'Temple' by Thao & The Get Down Stay Down album review

8.0

Temple

Thao & The Get Down Stay Down

The theme is consistent. When an artist is about to run away from the medium they have consistently worked in because of a feeling that everything that can be done and said within that medium has already been said and done. Sometimes you just have to take a step back, be truly honest with yourself and that’s when your art starts to pour out from you, whether you like it or not. Take Thao Nguyen of Thao & The Get Down Stay Down. After her last album, 2016’s great A Man Alive, she thought that rock music wasn’t capable of saying what she needed to express any longer. Thao in fact, almost opted not to make another album. It took coming to terms with herself, her hidden public queer identity and the realization that the music she made previously was based more on generalities than what she felt personally. Thankfully Thao did decide to make another record, one that is among her most honest and open yet and it is a revelation. Temple takes the trademark intricate Thao & The Get Down Stay Down sound and expands on it. It’s an album that is rich with layers and textures both musically and lyrically and one that rewards with every listen.
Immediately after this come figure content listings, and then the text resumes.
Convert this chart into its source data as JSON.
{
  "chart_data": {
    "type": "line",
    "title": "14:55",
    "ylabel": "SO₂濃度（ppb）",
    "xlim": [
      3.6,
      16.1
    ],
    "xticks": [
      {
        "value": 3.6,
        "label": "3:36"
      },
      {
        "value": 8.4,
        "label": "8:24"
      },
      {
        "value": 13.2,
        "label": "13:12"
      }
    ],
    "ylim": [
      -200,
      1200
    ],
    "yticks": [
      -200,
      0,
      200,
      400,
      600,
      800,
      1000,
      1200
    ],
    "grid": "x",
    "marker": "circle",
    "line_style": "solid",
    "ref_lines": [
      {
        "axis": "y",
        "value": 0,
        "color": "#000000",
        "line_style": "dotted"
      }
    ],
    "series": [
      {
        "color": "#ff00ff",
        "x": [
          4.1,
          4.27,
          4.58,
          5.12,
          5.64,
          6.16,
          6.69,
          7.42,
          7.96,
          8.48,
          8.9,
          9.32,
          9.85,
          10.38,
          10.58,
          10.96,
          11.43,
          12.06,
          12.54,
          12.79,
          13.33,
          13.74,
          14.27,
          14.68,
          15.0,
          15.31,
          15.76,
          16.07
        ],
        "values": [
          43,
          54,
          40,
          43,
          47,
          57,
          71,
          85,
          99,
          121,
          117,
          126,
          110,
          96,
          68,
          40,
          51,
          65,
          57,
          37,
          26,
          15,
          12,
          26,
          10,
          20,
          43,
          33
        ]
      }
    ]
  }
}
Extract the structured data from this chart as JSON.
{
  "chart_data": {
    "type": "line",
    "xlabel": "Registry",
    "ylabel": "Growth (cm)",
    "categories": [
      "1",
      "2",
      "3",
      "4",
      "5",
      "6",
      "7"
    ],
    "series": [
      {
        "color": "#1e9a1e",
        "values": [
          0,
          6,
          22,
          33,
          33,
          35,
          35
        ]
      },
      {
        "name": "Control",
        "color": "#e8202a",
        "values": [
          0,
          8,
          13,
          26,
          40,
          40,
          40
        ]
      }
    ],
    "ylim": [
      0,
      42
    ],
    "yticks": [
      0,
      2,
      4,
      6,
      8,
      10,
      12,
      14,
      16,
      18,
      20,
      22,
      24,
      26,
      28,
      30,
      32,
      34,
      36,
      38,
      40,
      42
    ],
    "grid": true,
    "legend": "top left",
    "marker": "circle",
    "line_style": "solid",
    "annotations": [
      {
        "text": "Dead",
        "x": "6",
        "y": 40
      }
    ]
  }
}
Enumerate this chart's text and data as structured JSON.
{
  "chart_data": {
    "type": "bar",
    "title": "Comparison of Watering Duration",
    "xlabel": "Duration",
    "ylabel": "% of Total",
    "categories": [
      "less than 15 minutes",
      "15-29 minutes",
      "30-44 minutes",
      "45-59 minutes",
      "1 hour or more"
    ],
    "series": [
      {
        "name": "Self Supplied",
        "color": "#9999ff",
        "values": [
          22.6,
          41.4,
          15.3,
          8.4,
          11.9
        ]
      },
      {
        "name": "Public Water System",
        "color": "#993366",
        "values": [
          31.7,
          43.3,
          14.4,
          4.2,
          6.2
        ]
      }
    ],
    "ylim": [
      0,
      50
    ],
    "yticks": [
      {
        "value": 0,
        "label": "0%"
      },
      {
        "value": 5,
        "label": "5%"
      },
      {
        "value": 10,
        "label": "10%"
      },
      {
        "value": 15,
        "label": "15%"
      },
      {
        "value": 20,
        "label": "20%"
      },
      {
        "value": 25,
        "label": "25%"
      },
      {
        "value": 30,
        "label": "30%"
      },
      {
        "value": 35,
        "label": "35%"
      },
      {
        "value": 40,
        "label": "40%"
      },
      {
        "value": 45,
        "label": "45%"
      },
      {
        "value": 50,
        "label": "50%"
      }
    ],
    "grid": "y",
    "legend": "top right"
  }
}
The album kicks off with the groove laden title track. Thao and co producer and longtime bandmate Adam Thompson immediately throw you into the world they have created. It’s casual pace deceptively simple and it’s rhythm immediately captivating. This is immediately followed up with one of the albums highlights, the bumping “Phenom” with his heavy beat and almost nursery rhyme esque vocal melody. There is also a little nod to LL Cool J’s “Phenomenon” in the song’s ear worm of a chorus that is part homage and part Thao taking back some space for herself personally and in her career. “Lion on the Hunt” is all trap hats and a wobbly synth bass and it’s hypnotic. Temple was mixed by Mikaelin “Blue” Bluespruce who has previously worked on albums for Solange, Mariah Carey and Carly Rae Jepsen and her mix here, taking the denser aspects of the instrumentation and creating proper space for all these, give the record a clear and clean polish that heighten the proceedings from Thao’s former more DIY crafty approach to the production of her albums. “Pure Cinema” highlights Thao’s wonderful singing voice with a nice and simple call and response verse. “How Could I” kickstarts with a motorik drum beat and more of Thao’s intricate lullaby like melodies. One of Thao’s strengths is crafting these absolutely delightful vocal melodies which are buoyed by every song’s interesting rhythms, each one it’s own unique hook. The album culminates with “Marrow” a soothing and alluring piece that is a perfect end to the journey that Temple takes you on.

This is Thao and The Get Down Stay Down’s fifth album and with each release they just keep getting better, more interesting and interestingly, more personal. It’s a treat to all of us that Thao decided to keep creating because with Temple she has made her best album yet. There is so much to dig into on here. Each track takes the listener on a journey that allows you, even tangentially, into her thoughts and feelings and it’s positively intoxicating. With Temple there is a promise that an even brighter future is to come for Thao and The Get Down Stay Down, one that maybe even they had previously thought possible.